En l’absence d’une véritable volonté interne, il est peu probable que les grandes puissances régionales arrivent à des résultats.
Bakri Eljack, porte-parole de Sumoud
Ensuite, les rivalités entre les puissances régionales, comme l’Égypte et les Émirats, compliquent les négociations. Enfin, la situation militaire sur le terrain, où l’armée semble prendre l’avantage face à des FSR affaiblies, réduit l’incitation des belligérants à dialoguer. Selon Tarek Abdelkarim, ancien général, l’échec diplomatique n’a pas d’impact immédiat, car les forces armées estiment avoir le dessus.
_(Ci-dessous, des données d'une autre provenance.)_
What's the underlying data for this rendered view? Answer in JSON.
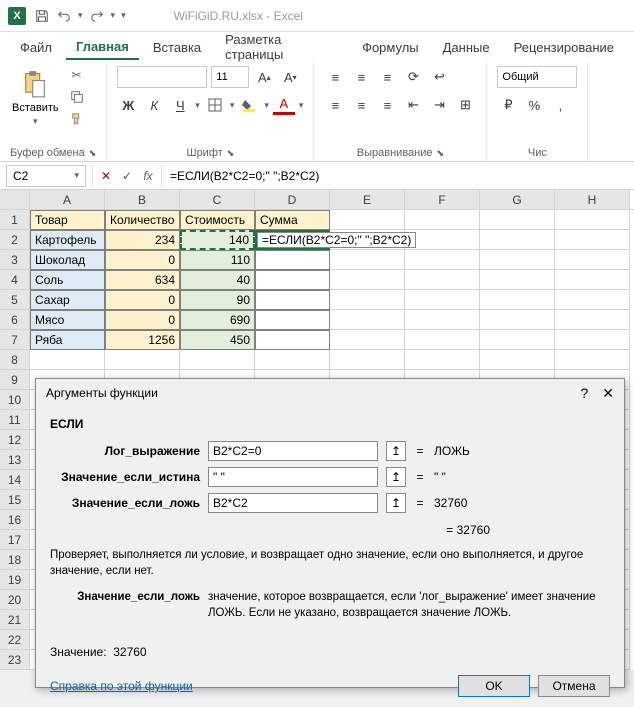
{
  "titlebar": {
    "filename": "WiFiGiD.RU.xlsx",
    "app": "Excel"
  },
  "tabs": {
    "file": "Файл",
    "home": "Главная",
    "insert": "Вставка",
    "layout": "Разметка страницы",
    "formulas": "Формулы",
    "data": "Данные",
    "review": "Рецензирование"
  },
  "ribbon": {
    "clipboard": {
      "paste": "Вставить",
      "label": "Буфер обмена"
    },
    "font": {
      "label": "Шрифт",
      "size": "11"
    },
    "alignment": {
      "label": "Выравнивание"
    },
    "number": {
      "label": "Чис",
      "format": "Общий"
    }
  },
  "formulabar": {
    "namebox": "C2",
    "formula": "=ЕСЛИ(B2*C2=0;\" \";B2*C2)"
  },
  "cols": [
    "A",
    "B",
    "C",
    "D",
    "E",
    "F",
    "G",
    "H"
  ],
  "headers": {
    "a": "Товар",
    "b": "Количество",
    "c": "Стоимость",
    "d": "Сумма"
  },
  "rows": [
    {
      "a": "Картофель",
      "b": "234",
      "c": "140",
      "d": "=ЕСЛИ(B2*C2=0;\" \";B2*C2)"
    },
    {
      "a": "Шоколад",
      "b": "0",
      "c": "110",
      "d": ""
    },
    {
      "a": "Соль",
      "b": "634",
      "c": "40",
      "d": ""
    },
    {
      "a": "Сахар",
      "b": "0",
      "c": "90",
      "d": ""
    },
    {
      "a": "Мясо",
      "b": "0",
      "c": "690",
      "d": ""
    },
    {
      "a": "Ряба",
      "b": "1256",
      "c": "450",
      "d": ""
    }
  ],
  "dialog": {
    "title": "Аргументы функции",
    "fn": "ЕСЛИ",
    "args": {
      "logical": {
        "label": "Лог_выражение",
        "value": "B2*C2=0",
        "result": "ЛОЖЬ"
      },
      "iftrue": {
        "label": "Значение_если_истина",
        "value": "\" \"",
        "result": "\" \""
      },
      "iffalse": {
        "label": "Значение_если_ложь",
        "value": "B2*C2",
        "result": "32760"
      }
    },
    "preview": "= 32760",
    "desc": "Проверяет, выполняется ли условие, и возвращает одно значение, если оно выполняется, и другое значение, если нет.",
    "argdesc_label": "Значение_если_ложь",
    "argdesc_text": "значение, которое возвращается, если 'лог_выражение' имеет значение ЛОЖЬ. Если не указано, возвращается значение ЛОЖЬ.",
    "result_label": "Значение:",
    "result_value": "32760",
    "help": "Справка по этой функции",
    "ok": "OK",
    "cancel": "Отмена"
  }
}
Quel Avenir pour le Soudan ?
Alors que les combats se poursuivent, l’avenir du Soudan reste incertain. Les efforts de médiation doivent surmonter non seulement les rivalités internes, mais aussi les divergences entre les acteurs internationaux. Pour les civils soudanais, chaque jour de conflit prolonge une souffrance indescriptible. La communauté internationale, malgré ses bonnes intentions, semble incapable de trouver une solution durable.
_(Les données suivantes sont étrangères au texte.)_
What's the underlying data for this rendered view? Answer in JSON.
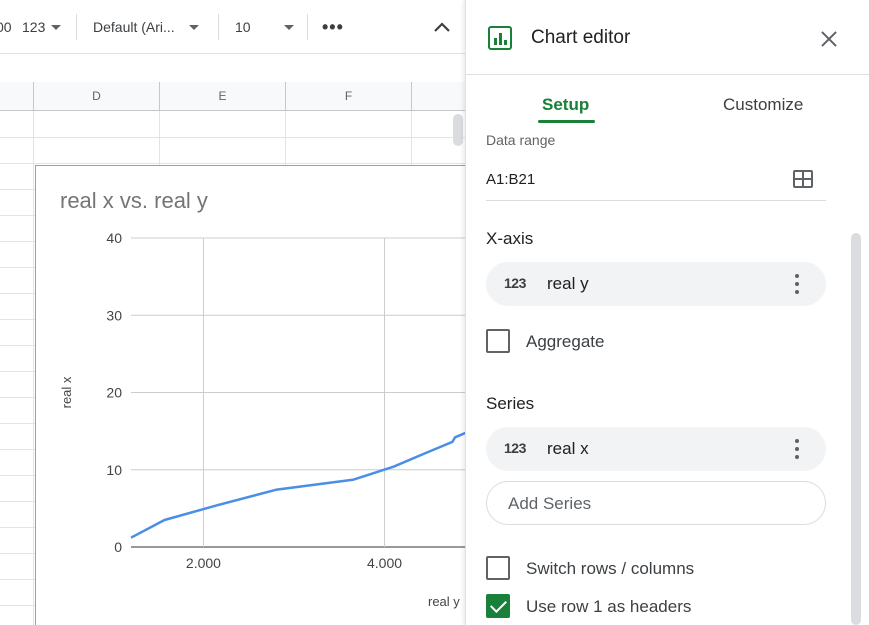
{
  "toolbar": {
    "format_partial": "00",
    "number_format": "123",
    "font": "Default (Ari...",
    "font_size": "10",
    "more_icon": "more-horizontal-icon",
    "collapse_icon": "chevron-up-icon"
  },
  "sheet": {
    "columns": [
      "D",
      "E",
      "F"
    ]
  },
  "chart_data": {
    "type": "line",
    "title": "real x vs. real y",
    "xlabel": "real y",
    "ylabel": "real x",
    "xlim": [
      1.2,
      4.9
    ],
    "ylim": [
      0,
      40
    ],
    "x_ticks": [
      "2.000",
      "4.000"
    ],
    "y_ticks": [
      "0",
      "10",
      "20",
      "30",
      "40"
    ],
    "grid": true,
    "color": "#4a8ee6",
    "series": [
      {
        "x": [
          1.2,
          1.57,
          2.15,
          2.8,
          3.65,
          4.1,
          4.4,
          4.75,
          4.78,
          4.9
        ],
        "values": [
          1.2,
          3.5,
          5.4,
          7.4,
          8.7,
          10.4,
          11.9,
          13.6,
          14.2,
          14.8
        ]
      }
    ]
  },
  "editor": {
    "title": "Chart editor",
    "tabs": {
      "setup": "Setup",
      "customize": "Customize"
    },
    "data_range": {
      "label": "Data range",
      "value": "A1:B21"
    },
    "x_axis": {
      "title": "X-axis",
      "type": "123",
      "label": "real y"
    },
    "aggregate": {
      "label": "Aggregate",
      "checked": false
    },
    "series": {
      "title": "Series",
      "type": "123",
      "label": "real x",
      "add_label": "Add Series"
    },
    "switch_rows": {
      "label": "Switch rows / columns",
      "checked": false
    },
    "use_row1": {
      "label": "Use row 1 as headers",
      "checked": true
    }
  }
}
Pour sortir de l’impasse, plusieurs pistes pourraient être envisagées :
- Renforcer la médiation locale : Impliquer davantage les acteurs soudanais, comme les coalitions civiles, pour garantir une légitimité aux négociations.
- Neutralité des médiateurs : Choisir des pays ou organisations sans parti pris pour éviter les accusations d’ingérence.
- Aide humanitaire d’urgence : Intensifier l’assistance internationale pour répondre à la crise alimentaire et sanitaire.
Mais sans une volonté commune de paix, ces solutions risquent de rester lettre morte. Le Soudan, riche en histoire et en potentiel, mérite mieux qu’une guerre sans fin. La question demeure : combien de temps encore les Soudanais devront-ils attendre pour retrouver la paix ?
Le Soudan est à un tournant. La paix est possible, mais elle exige un effort collectif et une vision partagée.